What’s the first thing an actor learns? « The show must go on!’ Come rain, come shine, come snow, come sleet, the show MUST go on! (cf Bohemian Rhapsody)
Tant qu’ils ne perdent pas cette dignité si chère à Don, tout est acceptable. Ils passent donc d’acteurs à cascadeurs pour les besoins du métier, puis danseur et chanteur s’il le faut.
La route de la gloire est bien encombrée (cf La La Land), c’est pourquoi Don et Cosmo empruntent des itinéraires alternatifs plutôt que de faire du sur place. Tous les chemins mènent à Rome.
The price of fame. You’ve got the glory, you gotta take the little heartaches that go with it. Now look at me: I’ve got no fame, I’ve got no glory, I’ve got no big mansions, I’ve got no money! But I’ve got – what have I got?
I don’t know, what have you got?
I gotta get out of here!
Le secret de ces deux hommes est d’être de vrais caméléons qui s’adaptent en permanence à leur environnement. Patients dans cette quête qui doit les conduire vers la gloire.

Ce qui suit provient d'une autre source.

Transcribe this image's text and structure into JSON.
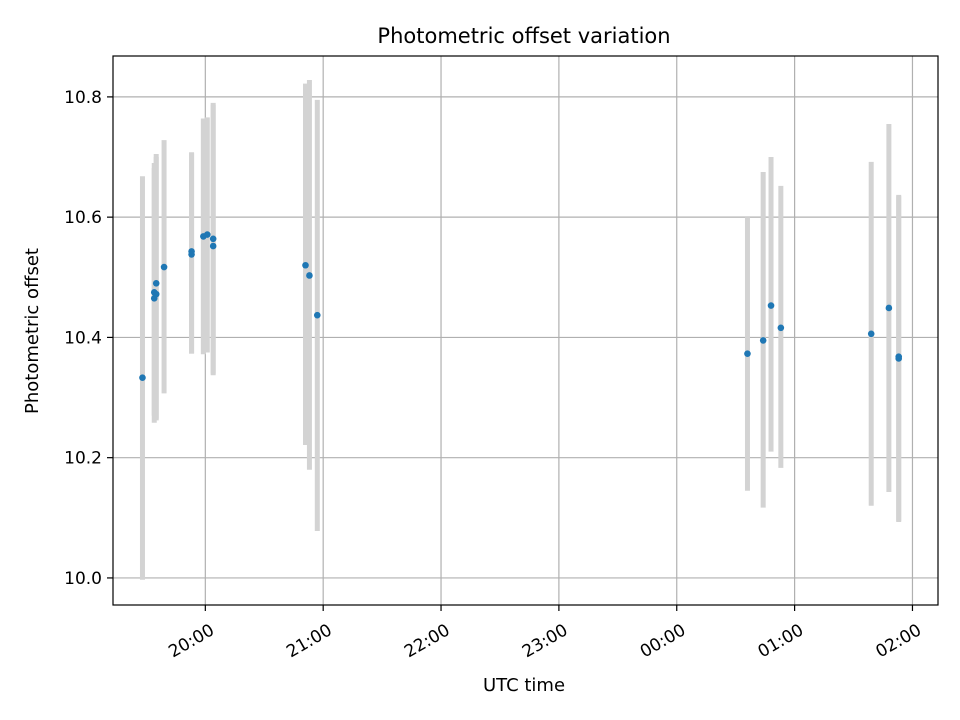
{
  "chart_data": {
    "type": "scatter",
    "title": "Photometric offset variation",
    "xlabel": "UTC time",
    "ylabel": "Photometric offset",
    "x_axis_type": "time",
    "xlim": [
      "19:13",
      "02:13"
    ],
    "ylim": [
      9.955,
      10.868
    ],
    "yticks": [
      10.0,
      10.2,
      10.4,
      10.6,
      10.8
    ],
    "ytick_labels": [
      "10.0",
      "10.2",
      "10.4",
      "10.6",
      "10.8"
    ],
    "xticks": [
      "20:00",
      "21:00",
      "22:00",
      "23:00",
      "00:00",
      "01:00",
      "02:00"
    ],
    "xtick_labels": [
      "20:00",
      "21:00",
      "22:00",
      "23:00",
      "00:00",
      "01:00",
      "02:00"
    ],
    "grid": true,
    "point_color": "#1f77b4",
    "errorbar_color": "#d3d3d3",
    "points": [
      {
        "x": "19:28",
        "y": 10.333,
        "yerr_low": 9.997,
        "yerr_high": 10.668
      },
      {
        "x": "19:34",
        "y": 10.465,
        "yerr_low": 10.258,
        "yerr_high": 10.682
      },
      {
        "x": "19:34",
        "y": 10.475,
        "yerr_low": 10.27,
        "yerr_high": 10.69
      },
      {
        "x": "19:35",
        "y": 10.49,
        "yerr_low": 10.262,
        "yerr_high": 10.705
      },
      {
        "x": "19:35",
        "y": 10.472,
        "yerr_low": 10.265,
        "yerr_high": 10.7
      },
      {
        "x": "19:39",
        "y": 10.517,
        "yerr_low": 10.307,
        "yerr_high": 10.728
      },
      {
        "x": "19:53",
        "y": 10.543,
        "yerr_low": 10.373,
        "yerr_high": 10.708
      },
      {
        "x": "19:53",
        "y": 10.538,
        "yerr_low": 10.373,
        "yerr_high": 10.706
      },
      {
        "x": "19:59",
        "y": 10.568,
        "yerr_low": 10.372,
        "yerr_high": 10.764
      },
      {
        "x": "20:01",
        "y": 10.571,
        "yerr_low": 10.375,
        "yerr_high": 10.766
      },
      {
        "x": "20:04",
        "y": 10.564,
        "yerr_low": 10.337,
        "yerr_high": 10.79
      },
      {
        "x": "20:04",
        "y": 10.552,
        "yerr_low": 10.34,
        "yerr_high": 10.787
      },
      {
        "x": "20:51",
        "y": 10.52,
        "yerr_low": 10.221,
        "yerr_high": 10.822
      },
      {
        "x": "20:53",
        "y": 10.503,
        "yerr_low": 10.18,
        "yerr_high": 10.828
      },
      {
        "x": "20:57",
        "y": 10.437,
        "yerr_low": 10.078,
        "yerr_high": 10.795
      },
      {
        "x": "00:36",
        "y": 10.373,
        "yerr_low": 10.145,
        "yerr_high": 10.6
      },
      {
        "x": "00:44",
        "y": 10.395,
        "yerr_low": 10.117,
        "yerr_high": 10.675
      },
      {
        "x": "00:48",
        "y": 10.453,
        "yerr_low": 10.21,
        "yerr_high": 10.7
      },
      {
        "x": "00:53",
        "y": 10.416,
        "yerr_low": 10.183,
        "yerr_high": 10.652
      },
      {
        "x": "01:39",
        "y": 10.406,
        "yerr_low": 10.12,
        "yerr_high": 10.692
      },
      {
        "x": "01:48",
        "y": 10.449,
        "yerr_low": 10.143,
        "yerr_high": 10.755
      },
      {
        "x": "01:53",
        "y": 10.368,
        "yerr_low": 10.095,
        "yerr_high": 10.637
      },
      {
        "x": "01:53",
        "y": 10.365,
        "yerr_low": 10.093,
        "yerr_high": 10.635
      }
    ]
  }
}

Convaincus que la providence finira par leur sourire un jour ou l’autre.
Toujours fidèle à cette providence, ils continuent à avaler des couleuvres. En effet, leur statut n’est pas si joyeux qu’on l’imagine.
Well, we movie stars get the glory. I guess we have to take the little heartaches that go with it. People think we lead lives of glamour and romance, but we’re really lonely – terribly lonely.
Cependant Don Lockwood sait qu’il n’a pas le droit de se plaindre.
Sa partenaire est insupportable. Il joue la comédie.
Elle joue comme une patate. Il fait le dos rond.
Le cinéma devient parlant. Il apprend son texte.
Le public est critique. Il le surprend.
Le mauvais temps ne va certainement pas l’empêcher de chanter.
From where I stand, the sun is shining all over the place.
Don ne se trouve aucune excuse. C’est ainsi qu’en cherchant la célébrité, il finit par trouver l’amour.